In the run-up to Trump’s inauguration, political and economic observers seem mostly convinced he won’t immediately impose his promised 25-per-cent tariffs on imports of Canadian and Mexican goods and services. Their logic being: Those tariffs would result in higher prices in his own country. But Trump has his own logic and more than 77 million Americans who subscribe to it. And he has recently left open the possibility that those experts might be right about the inflationary effects of tariffs.
Either way, Trump is poking Canada at a politically tender moment. Finance Minister Chrystia Freeland said yesterday her government will blow past its most recent deficit target when she tables the fall economic statement next week. She didn’t comment on a report by The Globe and Mail yesterday that she and the Prime Minister’s Office were at odds over spending levels.
The internal friction is emerging on the eve of a federal election in which the Conservative Party is leading in the polls by a wide margin. So Trump’s ire could be directed by the end of 2025 at Pierre Poilievre, who has also vowed to “fight fire with fire” with tariffs on U.S. imports. A potential war of levies would add to a year in politics that was already poised to weigh on Canada’s economy, according to a piece by our economics team in the most recent edition of ROB Magazine:
↑ The upside
If the polls hold, Canada will have a new government next year. Whether that’s an upside or a downside depends on your politics. The Conservatives promise lower taxes and less regulation. The Liberal economic vision revolves around clean energy, industrial tax credits and growing the work force. Whoever forms the government will need to get a handle on deficits, which ballooned through the pandemic. But the fiscal picture is rosier than in other countries. The International Monetary Fund sees Canada’s general government deficit equalling 1 per cent of GDP in 2025, compared with 7.3 per cent in the U.S. and an average across the G20 of 5.3 per cent.
↓ The downside
Election years tend to be big on spending. That could strain Ottawa’s fiscal guardrails and open the door to further tax hikes. The fiscal outlook is already clouded by a slowdown in population growth (which suggests less tax revenue) and new spending commitments for the military, housing and pharmacare. The government’s promise to keep deficits below 1 per cent of GDP and the ratio on a downward path may require new sources of revenue. The levy on bank profits in 2022 and the capital-gains tax changes in 2024 show the Liberal government is prepared to ding Bay Street and high-income individuals to fund its spending.
(FWIW)
With a population of about 40.1 million, Canada would likely be allotted about 50 seats in the House of Representatives.
Charted
The skyrocketing cost of U.S. health care
Why has the killing of a U.S. health-insurance CEO caused so much online glee? It’s partly because people become their worst selves on social media, and the algorithms reward extremists, Tony Keller writes. “Nothing new there. But it’s also because private hospitals and private insurers, the gatekeepers of the U.S. health system, are sources of enormous popular anxiety, bitterness and anger.”
The outlook
On our reading list
In Silicon Valley: Behind the scenes at a nuclear fusion startup’s ‘insane, top-secret opening ceremony.’

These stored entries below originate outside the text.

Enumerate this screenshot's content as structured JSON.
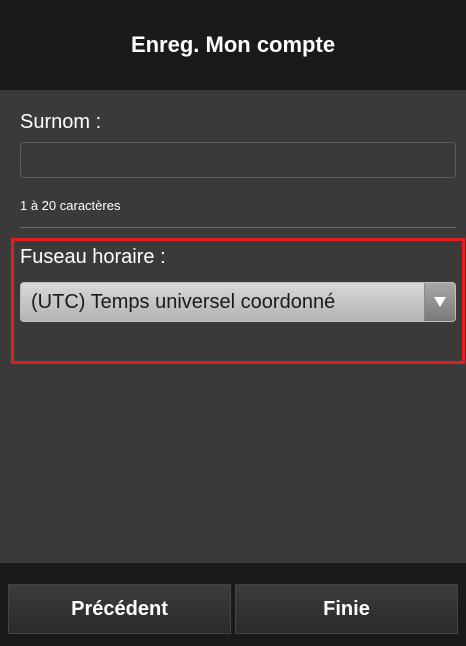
{
  "header": {
    "title": "Enreg. Mon compte"
  },
  "nickname": {
    "label": "Surnom :",
    "value": "",
    "hint": "1 à 20 caractères"
  },
  "timezone": {
    "label": "Fuseau horaire :",
    "selected": "(UTC) Temps universel coordonné",
    "highlight_color": "#e02020"
  },
  "footer": {
    "prev_label": "Précédent",
    "finish_label": "Finie"
  },
  "icons": {
    "dropdown": "chevron-down-icon"
  }
}
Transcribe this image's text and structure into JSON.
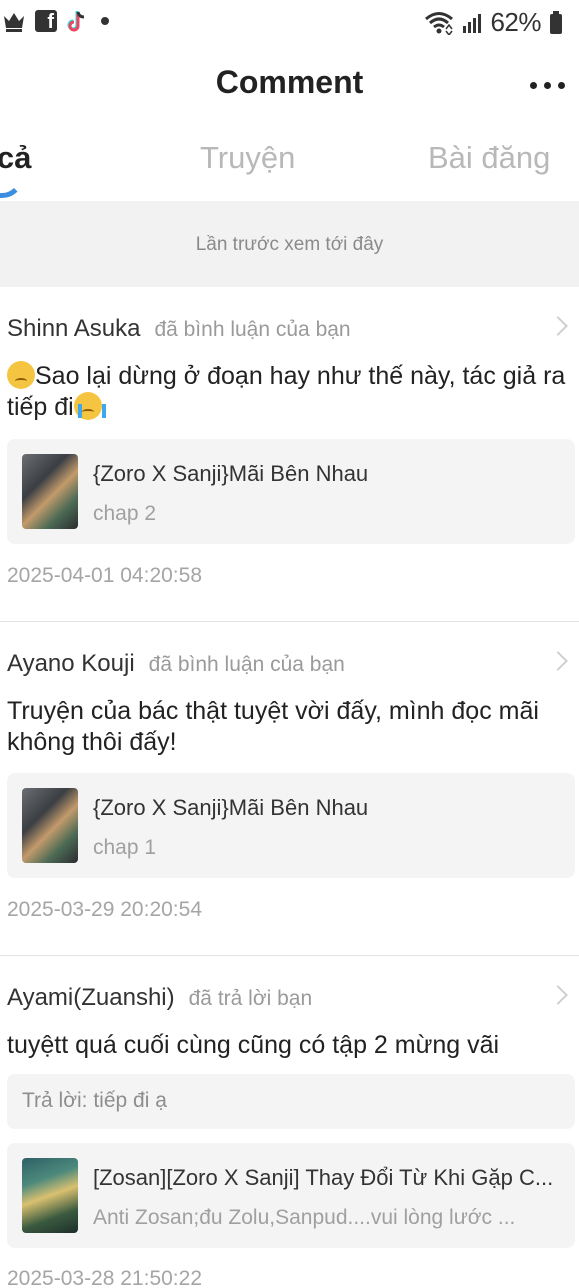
{
  "status_bar": {
    "battery": "62%",
    "left_icons": [
      "crown-icon",
      "facebook-icon",
      "tiktok-icon",
      "dot-icon"
    ],
    "right_icons": [
      "wifi-icon",
      "signal-icon",
      "battery-icon"
    ]
  },
  "header": {
    "title": "Comment"
  },
  "tabs": [
    {
      "label": "t cả",
      "active": true
    },
    {
      "label": "Truyện",
      "active": false
    },
    {
      "label": "Bài đăng",
      "active": false
    }
  ],
  "banner": {
    "text": "Lần trước xem tới đây"
  },
  "comments": [
    {
      "user": "Shinn Asuka",
      "action": "đã bình luận của bạn",
      "text_line1": "Sao lại dừng ở đoạn hay như thế này, tác giả ra",
      "text_line2": "tiếp đi",
      "story_title": "{Zoro X Sanji}Mãi Bên Nhau",
      "story_sub": "chap 2",
      "time": "2025-04-01 04:20:58"
    },
    {
      "user": "Ayano Kouji",
      "action": "đã bình luận của bạn",
      "text_line1": "Truyện của bác thật tuyệt vời đấy, mình đọc mãi",
      "text_line2": "không thôi đấy!",
      "story_title": "{Zoro X Sanji}Mãi Bên Nhau",
      "story_sub": "chap 1",
      "time": "2025-03-29 20:20:54"
    },
    {
      "user": "Ayami(Zuanshi)",
      "action": "đã trả lời bạn",
      "text_line1": "tuyệtt quá cuối cùng cũng có tập 2 mừng vãi",
      "reply": "Trả lời: tiếp đi ạ",
      "story_title": "[Zosan][Zoro X Sanji] Thay Đổi Từ Khi Gặp C...",
      "story_sub": "Anti Zosan;đu Zolu,Sanpud....vui lòng lước ...",
      "time": "2025-03-28 21:50:22"
    }
  ],
  "colors": {
    "accent": "#3a8fe0",
    "muted": "#a0a0a0",
    "card_bg": "#f4f4f4"
  }
}
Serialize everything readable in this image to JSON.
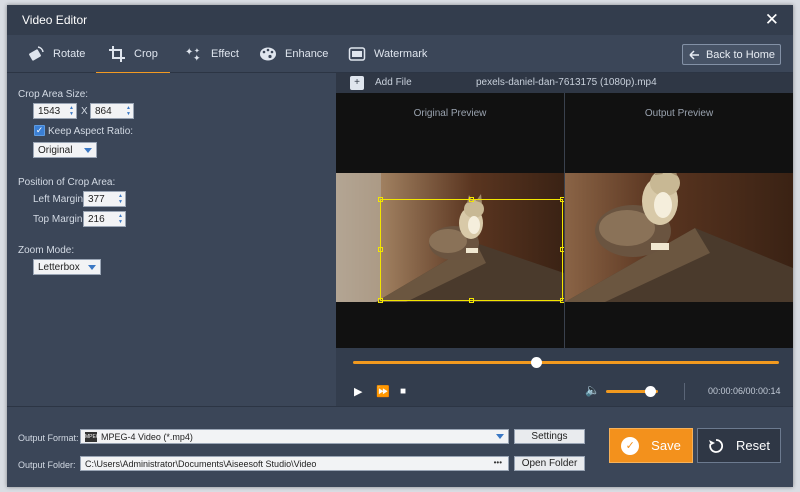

For sale: Buyers and sellers cautious amid a generally ‘horrible’ condo market.
Finding a new home: Stolen ruby slippers worn by Judy Garland in ‘The Wizard of Oz’ have been auctioned for US$28 million.
Morning update
Global markets drifted ahead of key U.S. inflation numbers this morning as investors looked for signals on the Federal Reserve’s next interest-rate move. Wall Street futures were mixed, while TSX futures were little changed in advance of the Bank of Canada’s interest-rate decision.
Overseas, the pan-European STOXX 600 was up 0.06 per cent in morning trading. Britain’s FTSE 100 advanced 0.14 per cent, Germany’s DAX rose 0.08 per cent and France’s CAC 40 gained 0.2 per cent.
In Asia, Japan’s Nikkei closed 0.01 per cent higher, while Hong Kong’s Hang Seng declined 0.77 per cent.
The Canadian dollar traded at 70.55 U.S. cents.